Et les bilans des institutions monétaires, déjà gonflés comme jamais à l’occasion de la pandémie, continuent de croître: plus de 120 milliards de dollars par mois pour la seule Fed alors qu’au pire de la crise de 2008, le rythme mensuel était de 80 milliards.

Face au risque de perte de confiance dans la monnaie, et tout spécialement dans le dollar – le fameux «débasement monétaire», les banquiers centraux ont choisi leur camp, celui du soutien à long terme.

Soutien à l’économie d’abord: en maintenant des conditions de financement favorables et un crédit très accessible, elles se tiennent à l’écart de l’erreur qui les hante, celle de briser dans l’œuf la reprise économique, à la manière de la BCE relevant ses taux en juillet 2011, quelques semaines avant l’éclatement de la crise des dettes souveraines en zone euro.

Soutien aux marchés ensuite: l’afflux de liquidités et les interventions permanentes auprès des banques permettent de prévenir toute fragmentation et tout blocage des marchés monétaires et des marchés de taux et de préserver la confiance dans la bonne tenue des marchés actions mondiaux, ce qui soutient l’économie par l’effet richesse induit.

Mais surtout soutien aux États.

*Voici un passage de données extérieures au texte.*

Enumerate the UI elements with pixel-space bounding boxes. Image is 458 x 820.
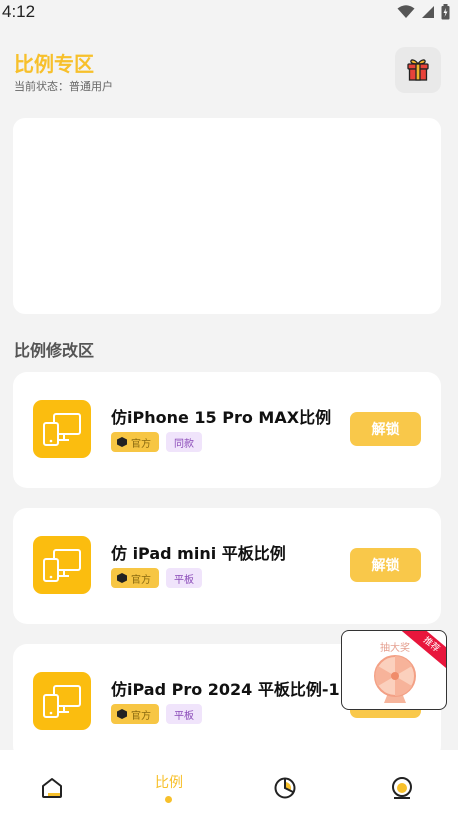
device-icon <box>33 536 91 594</box>
user-icon <box>392 777 412 799</box>
official-tag-label: 官方 <box>131 438 151 450</box>
card-title: 仿iPad Pro 2024 平板比例-11寸 <box>111 680 367 699</box>
type-tag: 平板 <box>166 704 202 724</box>
cube-icon <box>117 437 127 447</box>
ratio-card[interactable]: 仿iPhone 15 Pro MAX比例 官方 同款 解锁 <box>13 372 441 488</box>
status-time: 4:12 <box>2 2 36 21</box>
section-title: 比例修改区 <box>14 341 95 360</box>
card-tags: 官方 平板 <box>111 704 202 724</box>
unlock-button[interactable]: 解锁 <box>350 412 421 446</box>
prize-wheel-icon <box>374 655 416 703</box>
ratio-card[interactable]: 仿 iPad mini 平板比例 官方 平板 解锁 <box>13 508 441 624</box>
cube-icon <box>117 709 127 719</box>
nav-ratio-label: 比例 <box>155 775 183 791</box>
type-tag: 平板 <box>166 568 202 588</box>
cube-icon <box>117 573 127 583</box>
card-title: 仿iPhone 15 Pro MAX比例 <box>111 408 332 427</box>
status-bar: 4:12 <box>0 0 458 28</box>
active-indicator <box>165 796 172 803</box>
status-icons <box>397 4 450 20</box>
wifi-icon <box>397 5 415 18</box>
nav-home[interactable] <box>22 750 82 820</box>
nav-stats[interactable] <box>255 750 315 820</box>
unlock-button[interactable]: 解锁 <box>350 548 421 582</box>
ad-label: 抽大奖 <box>380 643 410 654</box>
user-status-text: 当前状态：普通用户 <box>14 80 113 93</box>
type-tag: 同款 <box>166 432 202 452</box>
page-title: 比例专区 <box>14 52 94 76</box>
card-tags: 官方 平板 <box>111 568 202 588</box>
header: 比例专区 当前状态：普通用户 <box>0 28 458 114</box>
floating-lottery-ad[interactable]: 抽大奖 推荐 <box>341 630 447 710</box>
home-icon <box>42 778 62 798</box>
nav-ratio[interactable]: 比例 <box>139 750 199 820</box>
battery-icon <box>441 4 450 20</box>
gift-icon <box>407 59 429 81</box>
official-tag: 官方 <box>111 432 159 452</box>
device-icon <box>33 400 91 458</box>
official-tag: 官方 <box>111 568 159 588</box>
banner-area[interactable] <box>13 118 441 314</box>
nav-profile[interactable] <box>372 750 432 820</box>
official-tag-label: 官方 <box>131 710 151 722</box>
official-tag-label: 官方 <box>131 574 151 586</box>
pie-chart-icon <box>274 777 296 799</box>
device-icon <box>33 672 91 730</box>
card-title: 仿 iPad mini 平板比例 <box>111 544 286 563</box>
signal-icon <box>422 6 434 18</box>
official-tag: 官方 <box>111 704 159 724</box>
gift-button[interactable] <box>395 47 441 93</box>
bottom-nav: 比例 <box>0 750 458 820</box>
card-tags: 官方 同款 <box>111 432 202 452</box>
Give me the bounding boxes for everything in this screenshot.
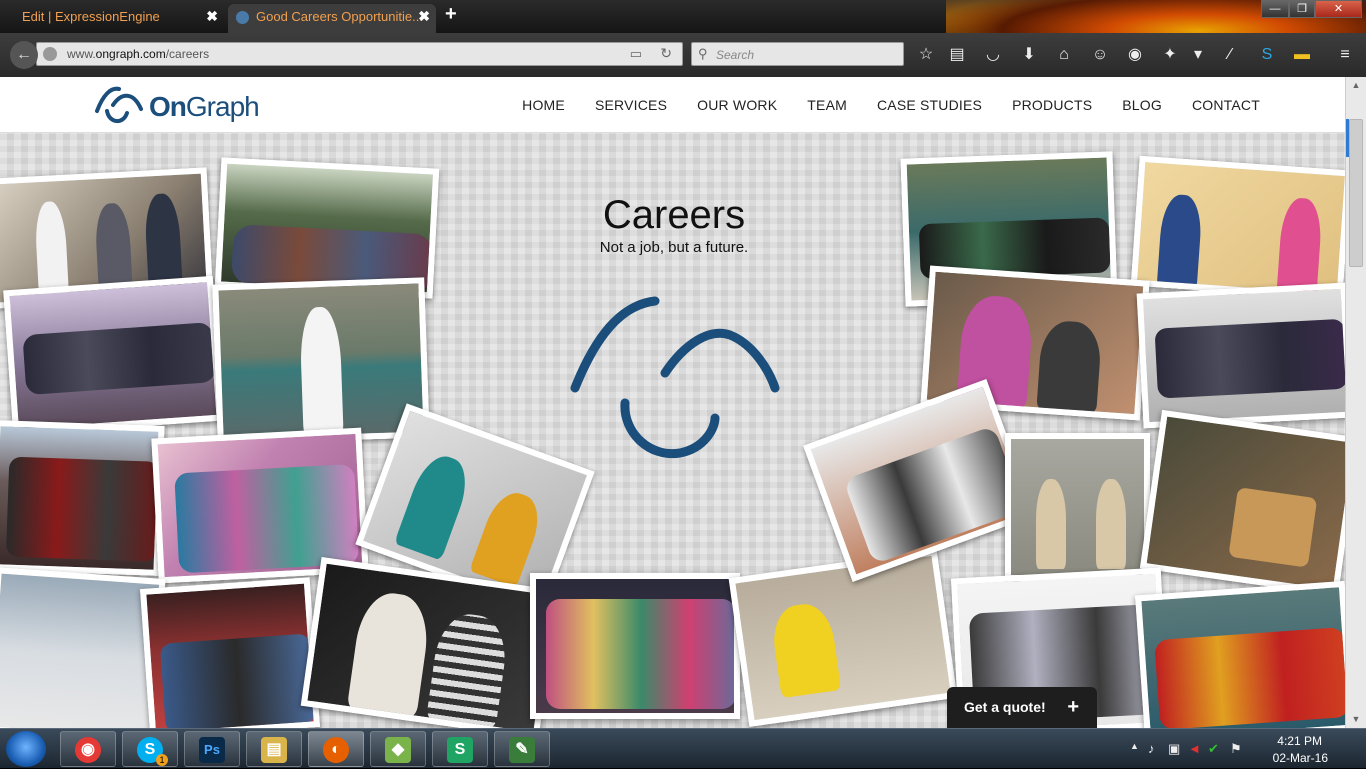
team-photo — [530, 573, 740, 719]
notification-badge: 1 — [156, 754, 168, 766]
team-photo — [1005, 433, 1150, 581]
smiley-icon[interactable]: ☺ — [1090, 45, 1110, 65]
nav-blog[interactable]: BLOG — [1122, 97, 1162, 113]
clock-time[interactable]: 4:21 PM — [1277, 734, 1322, 748]
back-button[interactable]: ← — [10, 41, 38, 69]
nav-home[interactable]: HOME — [522, 97, 565, 113]
get-a-quote-button[interactable]: Get a quote! + — [947, 687, 1097, 728]
tab-careers-active[interactable]: Good Careers Opportunitie... ✖ — [228, 4, 436, 33]
scroll-up-arrow-icon[interactable]: ▲ — [1346, 77, 1366, 94]
nav-contact[interactable]: CONTACT — [1192, 97, 1260, 113]
taskbar-file-explorer[interactable]: ▤ — [246, 731, 302, 767]
taskbar-photoshop[interactable]: Ps — [184, 731, 240, 767]
brush-icon[interactable]: ⁄ — [1220, 45, 1240, 65]
speaker-muted-icon[interactable]: ◄ — [1188, 741, 1201, 756]
url-bar[interactable]: www.ongraph.com/careers ▭ ↻ — [36, 42, 683, 66]
browser-tab-bar: Edit | ExpressionEngine ✖ Good Careers O… — [0, 0, 1366, 33]
team-photo — [212, 277, 430, 445]
close-window-button[interactable]: ✕ — [1315, 0, 1362, 18]
taskbar-skype[interactable]: S1 — [122, 731, 178, 767]
skype-addon-icon[interactable]: S — [1257, 45, 1277, 65]
reload-icon[interactable]: ↻ — [660, 45, 672, 62]
tab-title: Edit | ExpressionEngine — [22, 9, 160, 24]
page-title: Careers — [602, 193, 746, 237]
start-button[interactable] — [6, 731, 46, 767]
system-tray: ▲ ♪ ▣ ◄ ✔ ⚑ 4:21 PM 02-Mar-16 — [1126, 729, 1366, 769]
search-placeholder: Search — [716, 48, 755, 62]
addon-icon[interactable]: ▬ — [1292, 45, 1312, 65]
taskbar-chrome[interactable]: ◉ — [60, 731, 116, 767]
globe-icon — [43, 47, 57, 61]
nav-our-work[interactable]: OUR WORK — [697, 97, 777, 113]
sheets-icon: S — [447, 737, 473, 763]
page-subtitle: Not a job, but a future. — [599, 239, 749, 256]
taskbar-notes[interactable]: ◆ — [370, 731, 426, 767]
search-input[interactable]: ⚲ Search — [691, 42, 904, 66]
action-center-flag-icon[interactable]: ⚑ — [1230, 741, 1242, 757]
browser-toolbar: www.ongraph.com/careers ▭ ↻ ← ⚲ Search ☆… — [0, 33, 1366, 77]
vertical-scrollbar[interactable]: ▲ ▼ — [1345, 77, 1366, 728]
team-photo — [728, 549, 958, 727]
puzzle-icon[interactable]: ✦ — [1160, 45, 1180, 65]
taskbar-sheets[interactable]: S — [432, 731, 488, 767]
nav-products[interactable]: PRODUCTS — [1012, 97, 1092, 113]
network-icon[interactable]: ▣ — [1168, 741, 1180, 757]
quote-label: Get a quote! — [964, 699, 1046, 715]
bookmarks-list-icon[interactable]: ▤ — [947, 45, 967, 65]
taskbar-firefox[interactable]: ◐ — [308, 731, 364, 767]
main-navigation: HOME SERVICES OUR WORK TEAM CASE STUDIES… — [492, 97, 1260, 113]
team-photo — [1130, 155, 1345, 301]
extension-icon[interactable]: ◉ — [1125, 45, 1145, 65]
maximize-button[interactable]: ❐ — [1289, 0, 1315, 18]
bookmark-star-icon[interactable]: ☆ — [916, 45, 936, 65]
team-photo — [1135, 580, 1345, 728]
ongraph-emblem-icon — [570, 296, 780, 459]
scroll-thumb[interactable] — [1349, 119, 1363, 267]
dropdown-icon[interactable]: ▾ — [1188, 45, 1208, 65]
team-photo — [3, 275, 223, 436]
careers-hero-collage: Careers Not a job, but a future. — [0, 133, 1345, 728]
tab-close-icon[interactable]: ✖ — [418, 4, 430, 29]
site-logo[interactable]: OnGraph — [93, 85, 260, 125]
tab-expressionengine[interactable]: Edit | ExpressionEngine ✖ — [0, 4, 224, 33]
security-icon[interactable]: ✔ — [1208, 741, 1219, 757]
reader-view-icon[interactable]: ▭ — [630, 46, 642, 62]
search-icon: ⚲ — [698, 46, 708, 61]
new-tab-button[interactable]: + — [445, 3, 457, 26]
firefox-icon: ◐ — [323, 737, 349, 763]
nav-team[interactable]: TEAM — [807, 97, 847, 113]
editor-icon: ✎ — [509, 737, 535, 763]
tab-title: Good Careers Opportunitie... — [256, 9, 423, 24]
menu-icon[interactable]: ≡ — [1335, 45, 1355, 65]
clock-date[interactable]: 02-Mar-16 — [1273, 751, 1328, 765]
team-photo — [1136, 282, 1345, 429]
nav-case-studies[interactable]: CASE STUDIES — [877, 97, 982, 113]
team-photo — [0, 420, 165, 576]
minimize-button[interactable]: — — [1261, 0, 1289, 18]
team-photo — [1139, 409, 1345, 597]
photoshop-icon: Ps — [199, 737, 225, 763]
taskbar-editor[interactable]: ✎ — [494, 731, 550, 767]
url-text[interactable]: www.ongraph.com/careers — [67, 47, 209, 61]
tab-close-icon[interactable]: ✖ — [206, 4, 218, 29]
ongraph-logo-icon — [95, 86, 143, 123]
pocket-icon[interactable]: ◡ — [983, 45, 1003, 65]
chrome-icon: ◉ — [75, 737, 101, 763]
windows-taskbar: ◉ S1 Ps ▤ ◐ ◆ S ✎ ▲ ♪ ▣ ◄ ✔ ⚑ 4:21 PM 02… — [0, 728, 1366, 768]
favicon-icon — [236, 11, 249, 24]
tray-expand-icon[interactable]: ▲ — [1130, 741, 1139, 751]
web-page: OnGraph HOME SERVICES OUR WORK TEAM CASE… — [0, 77, 1345, 728]
site-header: OnGraph HOME SERVICES OUR WORK TEAM CASE… — [0, 77, 1345, 133]
folder-icon: ▤ — [261, 737, 287, 763]
volume-icon[interactable]: ♪ — [1148, 741, 1155, 756]
nav-services[interactable]: SERVICES — [595, 97, 667, 113]
home-icon[interactable]: ⌂ — [1054, 45, 1074, 65]
notes-icon: ◆ — [385, 737, 411, 763]
downloads-icon[interactable]: ⬇ — [1019, 45, 1039, 65]
logo-text: OnGraph — [149, 91, 260, 122]
plus-icon: + — [1067, 696, 1079, 718]
team-photo — [139, 577, 321, 728]
scroll-down-arrow-icon[interactable]: ▼ — [1346, 711, 1366, 728]
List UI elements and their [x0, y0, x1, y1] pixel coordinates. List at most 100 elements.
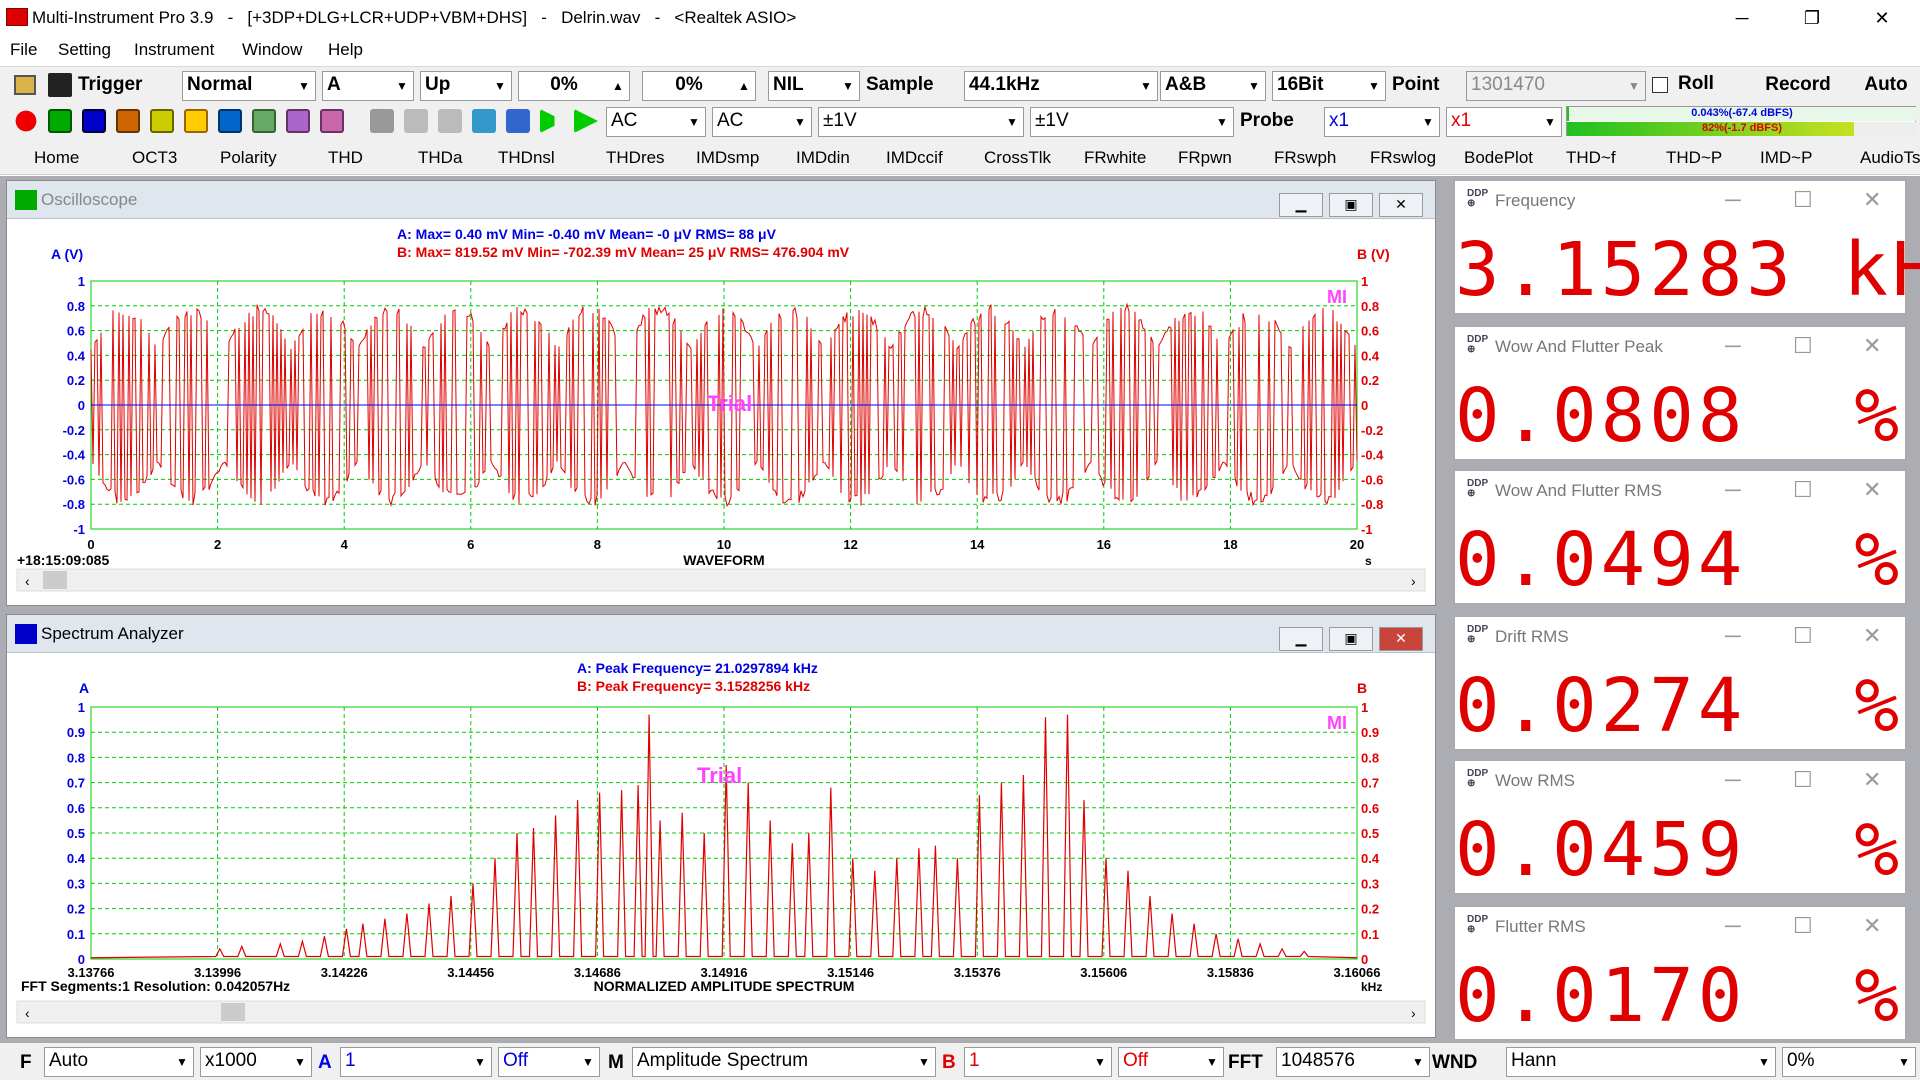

Alors que le besoin de protection et d’intervention étatique dans l’économie n’a jamais été autant exprimé par les citoyens, les Etats se sont endettés massivement pour contrer les effets de la pandémie. Le mouvement se poursuit cette année avec des déficits budgétaires de plus de 15% aux Etats-Unis et de plus de 10% en Europe. Les dettes publiques se régionalisent: aux États-Unis, la part de la dette fédérale détenue par les investisseurs étrangers, à 25%, est en baisse constante – seuls 4% de cette dette sont entre des mains chinoises contre 8% il y a 10 ans – et en Europe, les banques nationales prennent une part de plus en plus grande aux adjudications de leurs états respectifs.

Ce retour du politique et donc de l’Etat dans l’économie force ainsi les banques centrales à maintenir leur soutien, quitte à enchainer les circonvolutions pour justifier monétairement une politique de plus en plus détachée des fondamentaux de leurs mandats.

En dehors de la Chine, restée cette fois-ci très prudente, un nouvel équilibre mondial se met en place: plus d’interventions des Etats, plus de dettes, plus de liquidités… et plus de soutien pour les marchés.

Jusqu’ici tout va bien donc, sauf si l’accélération de l’inflation devenait telle qu’elle forcerait la main des très prudents grands argentiers. Leurs déclarations seront très suivies ce mois-ci.